Berteaux was born at Saint-Maur-des-Fossés, in Seine, now Val-de-Marne. Elected as a Radical-Socialist deputy in 1893, he became the leader of the party's most left-wing faction.

During his second term of office, Berteaux devoted himself to the reform of the French army service uniform, which included red trousers (pantalon rouge) and blue coats for the majority of regiments, as well as other traditional features such as plumed helmets and cuirasses for the heavy cavalry. Berteaux, convinced that such conspicuous dress was unsuitable for modern warfare, promoted the adoption of a grey-green replacement known as la tenue reseda. This project was opposed by Berteaux's political opponents, who argued that the new uniform was both ugly and too similar to the field grey service dress just adopted by the Imperial German army. His sudden death led to the abandonment of the reseda project and the French Army entered World War I in August 1914 still wearing colourful and impractical peacetime uniforms.

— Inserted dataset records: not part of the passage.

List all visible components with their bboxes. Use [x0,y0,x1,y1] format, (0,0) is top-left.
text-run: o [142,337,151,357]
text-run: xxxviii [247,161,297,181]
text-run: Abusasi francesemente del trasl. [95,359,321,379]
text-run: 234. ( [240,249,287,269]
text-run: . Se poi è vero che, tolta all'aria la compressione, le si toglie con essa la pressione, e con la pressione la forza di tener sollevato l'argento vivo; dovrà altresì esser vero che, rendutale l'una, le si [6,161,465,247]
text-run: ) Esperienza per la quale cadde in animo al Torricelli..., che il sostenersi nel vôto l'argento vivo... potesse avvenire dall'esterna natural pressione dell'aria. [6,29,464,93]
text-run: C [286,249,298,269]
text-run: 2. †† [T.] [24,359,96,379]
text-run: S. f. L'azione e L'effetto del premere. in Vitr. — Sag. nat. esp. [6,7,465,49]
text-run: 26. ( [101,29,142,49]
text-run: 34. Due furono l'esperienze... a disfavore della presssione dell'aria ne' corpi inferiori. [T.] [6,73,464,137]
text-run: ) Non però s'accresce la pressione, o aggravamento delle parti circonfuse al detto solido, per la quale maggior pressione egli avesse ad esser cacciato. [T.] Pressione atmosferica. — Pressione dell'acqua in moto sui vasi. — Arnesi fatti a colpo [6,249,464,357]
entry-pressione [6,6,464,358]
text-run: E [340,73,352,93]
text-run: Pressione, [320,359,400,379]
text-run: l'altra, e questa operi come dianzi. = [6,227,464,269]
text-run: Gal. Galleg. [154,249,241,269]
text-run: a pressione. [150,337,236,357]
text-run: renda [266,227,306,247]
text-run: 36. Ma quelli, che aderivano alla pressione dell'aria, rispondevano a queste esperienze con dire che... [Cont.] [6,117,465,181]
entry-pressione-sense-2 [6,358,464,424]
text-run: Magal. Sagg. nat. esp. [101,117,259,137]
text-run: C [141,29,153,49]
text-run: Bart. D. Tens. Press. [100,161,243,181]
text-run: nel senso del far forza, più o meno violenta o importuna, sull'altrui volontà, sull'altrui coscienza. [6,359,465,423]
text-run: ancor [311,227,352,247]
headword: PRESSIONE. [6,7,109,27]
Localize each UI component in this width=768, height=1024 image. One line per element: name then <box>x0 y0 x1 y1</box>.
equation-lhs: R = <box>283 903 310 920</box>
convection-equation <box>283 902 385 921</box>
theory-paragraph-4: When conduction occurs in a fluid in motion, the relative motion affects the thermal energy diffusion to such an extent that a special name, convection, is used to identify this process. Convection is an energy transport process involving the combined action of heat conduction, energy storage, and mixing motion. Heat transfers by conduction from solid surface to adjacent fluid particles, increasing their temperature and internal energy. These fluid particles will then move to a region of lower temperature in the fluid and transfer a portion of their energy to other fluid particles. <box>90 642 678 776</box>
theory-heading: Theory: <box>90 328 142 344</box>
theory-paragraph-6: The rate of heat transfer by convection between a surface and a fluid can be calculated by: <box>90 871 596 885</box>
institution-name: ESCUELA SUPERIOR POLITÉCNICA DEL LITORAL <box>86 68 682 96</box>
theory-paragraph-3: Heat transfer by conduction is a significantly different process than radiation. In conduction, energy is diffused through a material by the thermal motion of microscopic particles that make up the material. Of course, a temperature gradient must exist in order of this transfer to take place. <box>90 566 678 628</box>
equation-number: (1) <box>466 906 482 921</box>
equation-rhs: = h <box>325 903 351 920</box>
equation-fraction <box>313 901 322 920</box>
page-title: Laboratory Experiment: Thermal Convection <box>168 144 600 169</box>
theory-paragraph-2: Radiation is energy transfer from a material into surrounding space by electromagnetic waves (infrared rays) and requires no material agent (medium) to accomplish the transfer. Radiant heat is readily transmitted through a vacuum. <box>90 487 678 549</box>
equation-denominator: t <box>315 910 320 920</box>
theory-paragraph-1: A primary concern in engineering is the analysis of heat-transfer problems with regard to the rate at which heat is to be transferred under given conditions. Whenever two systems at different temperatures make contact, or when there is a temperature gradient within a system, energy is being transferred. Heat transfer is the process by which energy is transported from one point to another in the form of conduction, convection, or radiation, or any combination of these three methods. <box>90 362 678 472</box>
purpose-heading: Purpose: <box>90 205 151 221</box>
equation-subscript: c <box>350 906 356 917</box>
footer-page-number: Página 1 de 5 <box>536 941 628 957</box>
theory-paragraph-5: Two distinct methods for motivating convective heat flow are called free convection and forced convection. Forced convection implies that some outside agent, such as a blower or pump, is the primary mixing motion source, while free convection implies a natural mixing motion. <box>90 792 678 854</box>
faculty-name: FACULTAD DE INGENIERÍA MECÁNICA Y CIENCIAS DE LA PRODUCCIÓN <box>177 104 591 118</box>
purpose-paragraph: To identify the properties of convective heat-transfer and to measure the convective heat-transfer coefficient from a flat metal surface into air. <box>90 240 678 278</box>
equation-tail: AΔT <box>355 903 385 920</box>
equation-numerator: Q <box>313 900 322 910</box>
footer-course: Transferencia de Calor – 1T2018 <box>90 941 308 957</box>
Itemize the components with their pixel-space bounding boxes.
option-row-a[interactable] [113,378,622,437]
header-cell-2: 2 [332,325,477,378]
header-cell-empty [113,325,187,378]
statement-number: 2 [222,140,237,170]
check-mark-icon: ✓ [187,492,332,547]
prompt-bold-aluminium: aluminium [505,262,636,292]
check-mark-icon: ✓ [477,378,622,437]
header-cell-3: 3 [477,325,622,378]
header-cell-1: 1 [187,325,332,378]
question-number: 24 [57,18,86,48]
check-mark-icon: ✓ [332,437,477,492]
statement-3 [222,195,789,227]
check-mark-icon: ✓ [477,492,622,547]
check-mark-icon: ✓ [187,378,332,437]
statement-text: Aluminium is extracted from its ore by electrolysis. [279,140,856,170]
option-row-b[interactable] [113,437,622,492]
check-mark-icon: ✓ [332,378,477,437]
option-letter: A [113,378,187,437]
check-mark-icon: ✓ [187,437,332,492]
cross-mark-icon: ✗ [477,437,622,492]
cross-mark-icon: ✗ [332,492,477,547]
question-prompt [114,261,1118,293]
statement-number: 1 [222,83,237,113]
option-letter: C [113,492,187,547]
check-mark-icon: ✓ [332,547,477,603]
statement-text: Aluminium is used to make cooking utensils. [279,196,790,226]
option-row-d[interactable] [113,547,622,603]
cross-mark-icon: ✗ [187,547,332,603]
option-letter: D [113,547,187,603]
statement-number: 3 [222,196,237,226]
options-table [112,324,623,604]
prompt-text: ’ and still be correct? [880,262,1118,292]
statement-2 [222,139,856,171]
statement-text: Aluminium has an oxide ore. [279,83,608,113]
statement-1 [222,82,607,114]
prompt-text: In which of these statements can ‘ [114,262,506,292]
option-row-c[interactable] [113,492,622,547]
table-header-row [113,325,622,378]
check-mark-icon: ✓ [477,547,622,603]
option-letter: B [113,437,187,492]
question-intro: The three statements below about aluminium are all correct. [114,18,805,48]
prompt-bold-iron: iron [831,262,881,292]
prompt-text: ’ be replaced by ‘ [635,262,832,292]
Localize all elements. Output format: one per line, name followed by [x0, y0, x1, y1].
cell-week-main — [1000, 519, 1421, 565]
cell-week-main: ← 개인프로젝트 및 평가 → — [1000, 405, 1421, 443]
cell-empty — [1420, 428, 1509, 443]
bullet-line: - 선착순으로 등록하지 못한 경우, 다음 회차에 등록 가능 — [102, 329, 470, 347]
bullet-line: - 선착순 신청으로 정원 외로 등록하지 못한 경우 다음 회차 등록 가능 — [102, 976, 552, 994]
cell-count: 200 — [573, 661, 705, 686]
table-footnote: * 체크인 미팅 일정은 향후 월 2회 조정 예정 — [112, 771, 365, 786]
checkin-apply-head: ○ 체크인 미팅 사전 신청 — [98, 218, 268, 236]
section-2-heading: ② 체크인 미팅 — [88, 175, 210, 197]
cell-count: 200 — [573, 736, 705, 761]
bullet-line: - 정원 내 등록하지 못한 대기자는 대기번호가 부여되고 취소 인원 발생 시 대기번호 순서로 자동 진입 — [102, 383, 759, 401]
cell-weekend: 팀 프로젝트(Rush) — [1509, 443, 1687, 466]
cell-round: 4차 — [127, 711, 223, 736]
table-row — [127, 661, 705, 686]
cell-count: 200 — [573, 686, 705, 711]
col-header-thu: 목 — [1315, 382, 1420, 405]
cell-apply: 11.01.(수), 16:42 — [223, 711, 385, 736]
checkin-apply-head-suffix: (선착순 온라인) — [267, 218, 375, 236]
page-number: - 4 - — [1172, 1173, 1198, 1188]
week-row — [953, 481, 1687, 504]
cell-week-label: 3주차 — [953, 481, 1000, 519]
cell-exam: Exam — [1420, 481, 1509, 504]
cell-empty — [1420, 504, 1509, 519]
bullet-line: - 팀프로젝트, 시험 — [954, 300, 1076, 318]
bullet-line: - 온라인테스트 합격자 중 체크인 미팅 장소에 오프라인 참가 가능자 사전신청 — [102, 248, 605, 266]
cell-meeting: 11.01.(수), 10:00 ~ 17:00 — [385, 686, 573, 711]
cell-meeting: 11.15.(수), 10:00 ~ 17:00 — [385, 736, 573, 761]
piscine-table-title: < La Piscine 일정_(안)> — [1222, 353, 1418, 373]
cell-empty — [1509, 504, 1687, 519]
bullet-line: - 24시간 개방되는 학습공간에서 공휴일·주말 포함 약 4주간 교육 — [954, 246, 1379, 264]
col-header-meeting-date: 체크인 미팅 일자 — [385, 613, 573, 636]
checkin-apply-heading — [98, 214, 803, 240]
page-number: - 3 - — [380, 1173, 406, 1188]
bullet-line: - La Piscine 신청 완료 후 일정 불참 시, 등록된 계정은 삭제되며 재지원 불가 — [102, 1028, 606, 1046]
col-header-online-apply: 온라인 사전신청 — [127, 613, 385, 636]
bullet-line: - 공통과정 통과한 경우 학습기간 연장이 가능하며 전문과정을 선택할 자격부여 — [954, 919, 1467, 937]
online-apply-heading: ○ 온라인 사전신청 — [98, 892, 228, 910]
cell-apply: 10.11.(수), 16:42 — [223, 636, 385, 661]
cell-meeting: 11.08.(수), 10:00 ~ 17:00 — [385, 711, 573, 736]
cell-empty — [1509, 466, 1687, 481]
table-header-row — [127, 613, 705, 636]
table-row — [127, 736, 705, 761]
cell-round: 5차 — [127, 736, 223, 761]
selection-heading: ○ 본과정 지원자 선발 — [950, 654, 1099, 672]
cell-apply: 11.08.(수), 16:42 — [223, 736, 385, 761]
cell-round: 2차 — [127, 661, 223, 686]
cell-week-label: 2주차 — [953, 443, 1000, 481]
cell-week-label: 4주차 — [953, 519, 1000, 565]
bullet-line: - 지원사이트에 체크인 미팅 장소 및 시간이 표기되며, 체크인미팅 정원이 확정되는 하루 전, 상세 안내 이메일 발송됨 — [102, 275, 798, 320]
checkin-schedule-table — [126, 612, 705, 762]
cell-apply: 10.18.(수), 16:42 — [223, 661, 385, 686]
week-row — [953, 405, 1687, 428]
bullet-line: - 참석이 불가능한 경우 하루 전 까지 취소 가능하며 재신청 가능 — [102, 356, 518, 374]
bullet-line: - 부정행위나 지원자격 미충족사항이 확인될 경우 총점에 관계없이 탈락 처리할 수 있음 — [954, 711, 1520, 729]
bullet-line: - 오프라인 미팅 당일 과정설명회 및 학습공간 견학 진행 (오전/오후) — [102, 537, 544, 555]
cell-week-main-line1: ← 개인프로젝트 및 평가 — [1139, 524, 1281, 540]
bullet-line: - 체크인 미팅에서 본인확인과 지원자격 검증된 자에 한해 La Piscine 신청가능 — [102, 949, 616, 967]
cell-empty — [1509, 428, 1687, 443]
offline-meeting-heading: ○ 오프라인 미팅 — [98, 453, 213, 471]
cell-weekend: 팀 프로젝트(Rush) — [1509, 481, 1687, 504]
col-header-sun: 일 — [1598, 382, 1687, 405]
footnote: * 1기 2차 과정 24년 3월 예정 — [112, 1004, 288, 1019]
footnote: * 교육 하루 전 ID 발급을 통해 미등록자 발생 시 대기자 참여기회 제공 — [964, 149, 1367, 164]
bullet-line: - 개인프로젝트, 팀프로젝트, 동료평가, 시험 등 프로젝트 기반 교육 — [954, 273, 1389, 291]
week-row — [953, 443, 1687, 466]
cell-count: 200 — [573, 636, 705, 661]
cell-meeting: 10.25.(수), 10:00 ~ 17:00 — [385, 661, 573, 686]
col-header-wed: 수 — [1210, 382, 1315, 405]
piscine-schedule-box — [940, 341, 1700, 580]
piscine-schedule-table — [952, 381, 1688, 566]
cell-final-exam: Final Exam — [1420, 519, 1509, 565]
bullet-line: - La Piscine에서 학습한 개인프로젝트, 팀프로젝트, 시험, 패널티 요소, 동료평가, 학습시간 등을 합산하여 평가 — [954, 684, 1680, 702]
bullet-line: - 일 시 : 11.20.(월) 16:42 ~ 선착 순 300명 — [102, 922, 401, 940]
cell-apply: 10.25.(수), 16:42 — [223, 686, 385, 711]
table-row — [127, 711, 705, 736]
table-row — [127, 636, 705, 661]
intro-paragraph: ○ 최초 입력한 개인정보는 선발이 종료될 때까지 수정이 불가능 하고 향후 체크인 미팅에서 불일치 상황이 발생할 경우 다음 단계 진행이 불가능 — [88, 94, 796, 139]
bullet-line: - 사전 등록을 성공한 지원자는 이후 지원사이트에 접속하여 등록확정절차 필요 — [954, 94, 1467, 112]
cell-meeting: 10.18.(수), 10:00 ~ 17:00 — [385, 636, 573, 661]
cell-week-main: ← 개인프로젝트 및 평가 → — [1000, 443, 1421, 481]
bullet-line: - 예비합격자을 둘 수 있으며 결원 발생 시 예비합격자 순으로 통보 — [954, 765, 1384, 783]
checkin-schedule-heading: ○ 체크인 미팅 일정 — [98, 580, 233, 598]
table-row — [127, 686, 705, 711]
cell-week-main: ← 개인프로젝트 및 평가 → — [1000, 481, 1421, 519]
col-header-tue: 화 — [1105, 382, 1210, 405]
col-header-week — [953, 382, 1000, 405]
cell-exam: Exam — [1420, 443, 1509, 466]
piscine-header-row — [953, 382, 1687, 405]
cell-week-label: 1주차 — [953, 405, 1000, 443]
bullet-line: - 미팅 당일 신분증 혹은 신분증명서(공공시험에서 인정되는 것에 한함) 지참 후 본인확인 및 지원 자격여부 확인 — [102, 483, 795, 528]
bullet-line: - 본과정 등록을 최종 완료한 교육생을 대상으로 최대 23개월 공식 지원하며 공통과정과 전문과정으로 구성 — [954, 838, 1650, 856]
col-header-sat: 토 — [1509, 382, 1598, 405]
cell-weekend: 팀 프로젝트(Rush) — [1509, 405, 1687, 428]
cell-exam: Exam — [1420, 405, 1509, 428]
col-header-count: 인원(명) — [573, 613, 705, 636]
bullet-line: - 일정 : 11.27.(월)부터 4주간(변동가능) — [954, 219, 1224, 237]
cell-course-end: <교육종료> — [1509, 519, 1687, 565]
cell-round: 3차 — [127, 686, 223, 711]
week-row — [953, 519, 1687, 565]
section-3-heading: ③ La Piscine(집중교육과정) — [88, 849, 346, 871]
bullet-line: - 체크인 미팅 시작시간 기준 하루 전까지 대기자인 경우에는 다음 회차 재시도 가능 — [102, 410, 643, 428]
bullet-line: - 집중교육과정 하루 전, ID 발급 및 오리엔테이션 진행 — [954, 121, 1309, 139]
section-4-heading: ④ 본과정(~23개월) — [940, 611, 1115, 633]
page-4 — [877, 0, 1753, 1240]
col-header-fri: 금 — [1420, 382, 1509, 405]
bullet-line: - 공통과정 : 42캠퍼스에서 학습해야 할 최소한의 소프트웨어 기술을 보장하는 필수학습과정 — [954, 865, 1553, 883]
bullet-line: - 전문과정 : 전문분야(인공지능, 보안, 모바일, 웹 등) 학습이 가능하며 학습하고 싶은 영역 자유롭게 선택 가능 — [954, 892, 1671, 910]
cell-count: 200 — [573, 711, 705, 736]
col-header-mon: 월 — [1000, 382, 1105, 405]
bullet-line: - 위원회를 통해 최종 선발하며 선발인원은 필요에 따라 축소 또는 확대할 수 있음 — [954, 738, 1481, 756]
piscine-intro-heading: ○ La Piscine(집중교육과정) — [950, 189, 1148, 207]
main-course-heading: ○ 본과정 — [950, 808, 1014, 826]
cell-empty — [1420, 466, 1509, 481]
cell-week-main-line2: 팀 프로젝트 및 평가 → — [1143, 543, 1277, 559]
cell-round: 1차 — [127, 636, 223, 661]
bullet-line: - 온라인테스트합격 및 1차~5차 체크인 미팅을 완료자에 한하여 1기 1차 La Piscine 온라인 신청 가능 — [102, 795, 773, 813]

Berteaux was accidentally killed on 21 May 1911 at the start of the 1911 Paris to Madrid air race, when a monoplane piloted by Louis Émile Train made a forced landing, running into a group of people including Berteaux, the oil tycoon Henri Deutsch de la Meurthe, the French Prime Minister Ernest Monis, and his son, all of whom were also injured. Berteaux lost an arm and sustained a fatal head injury. His funeral was held on 26 May 1911.